In December 2013, final year B.Tech student Anurag Kambampati opened a twitter account to share information on Hyderabad. He called this handle @WeLoveHyderabad and drew eyeballs when he began sharing old photographs of the city, street food joints and new developments in the city. Twitter users were enthused by photographs that captured tank bund, Abids, Moula Ali and Old City 100 or 200 years ago. The photographs were thanks to his friend who boasts of a treasure trove of old photographs.
Today, the account, renamed as @WeAreHyderabad, has more than 6,600 followers. “Earlier, I managed a facebook page called ‘I love Hyderabad’ which had around 25,000 likes. Soon I felt bored with the page and wanted better interaction with Hyderabadis and switched to twitter,” says Anurag, 22, now a software engineer with an MNC.
@WeAreHyderabad now functions as a RoCur or ‘Rotation Curation’ account managed by a guest curator each week. The Rotation Curation concept began in Sweden in 2011 when the official account @Sweden was handed over to a new Swedish person each week to bring in fresh perspectives.
Anurag took a cue from this method, now followed across nations, and turned the Hyderabad account into a RoCur one a month ago. “Aditya, Harshit Jain, Sangeetha Kodithala managed the account for a week each and now Pallavi Ruhail is curating it,” says Anurag.
A google document available on the @WeAreHyderabad twitter page allows a user to apply or nominate a friend to curate the account. “A curator needs to be active through the day, post at least 10-12 tweets per day, sharing information they know about the city or from third party sources. A curator can choose areas he/she would like to focus on — sports, food, politics, social issues, news updates, travel, photography, IT, technology and humour among other areas,” says Anurag. The rotational curation will continue like a chain reaction.

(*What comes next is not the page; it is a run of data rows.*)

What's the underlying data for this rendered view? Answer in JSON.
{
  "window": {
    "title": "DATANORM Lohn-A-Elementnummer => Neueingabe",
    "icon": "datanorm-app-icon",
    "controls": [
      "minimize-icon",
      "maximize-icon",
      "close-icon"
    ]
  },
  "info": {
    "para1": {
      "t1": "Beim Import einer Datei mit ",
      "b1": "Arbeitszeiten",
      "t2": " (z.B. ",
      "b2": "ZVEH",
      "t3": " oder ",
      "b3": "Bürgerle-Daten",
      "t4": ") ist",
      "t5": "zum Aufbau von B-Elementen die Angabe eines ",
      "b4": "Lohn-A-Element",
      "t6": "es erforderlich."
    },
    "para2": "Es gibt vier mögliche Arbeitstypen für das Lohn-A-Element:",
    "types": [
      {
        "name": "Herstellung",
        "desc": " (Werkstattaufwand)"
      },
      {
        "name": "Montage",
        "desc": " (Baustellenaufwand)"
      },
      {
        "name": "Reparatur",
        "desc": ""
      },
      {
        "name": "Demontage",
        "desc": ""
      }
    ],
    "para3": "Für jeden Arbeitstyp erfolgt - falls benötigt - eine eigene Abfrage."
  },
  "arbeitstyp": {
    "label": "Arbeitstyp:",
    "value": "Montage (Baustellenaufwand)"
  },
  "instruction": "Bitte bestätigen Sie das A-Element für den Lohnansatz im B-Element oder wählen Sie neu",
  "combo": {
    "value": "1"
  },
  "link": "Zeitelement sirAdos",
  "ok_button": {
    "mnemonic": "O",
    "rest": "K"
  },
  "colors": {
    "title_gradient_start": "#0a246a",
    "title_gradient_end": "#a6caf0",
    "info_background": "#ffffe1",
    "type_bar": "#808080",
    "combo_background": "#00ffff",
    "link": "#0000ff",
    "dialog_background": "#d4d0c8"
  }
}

Over the months, Anurag has remained in the background, letting the city be in focus. “It took around six months for people to notice and follow us. Today, this account ranks next to Delhi and Mumbai in terms of city accounts. My intention was to use this account as an information portal and share updates on start-ups, help reach blood donors, share road safety and traffic updates and introduce followers to nooks and corners of the city they may/may not have visited,” says Anurag.
Anurag plans to have merchandise — t-shirts, mugs et al — echoing the essence of Hyderabad. “In the last one year, we managed to trend #BeingHyderabadi, #WeAreHyderabad and #JustHyderabadithings at a national level,” he says.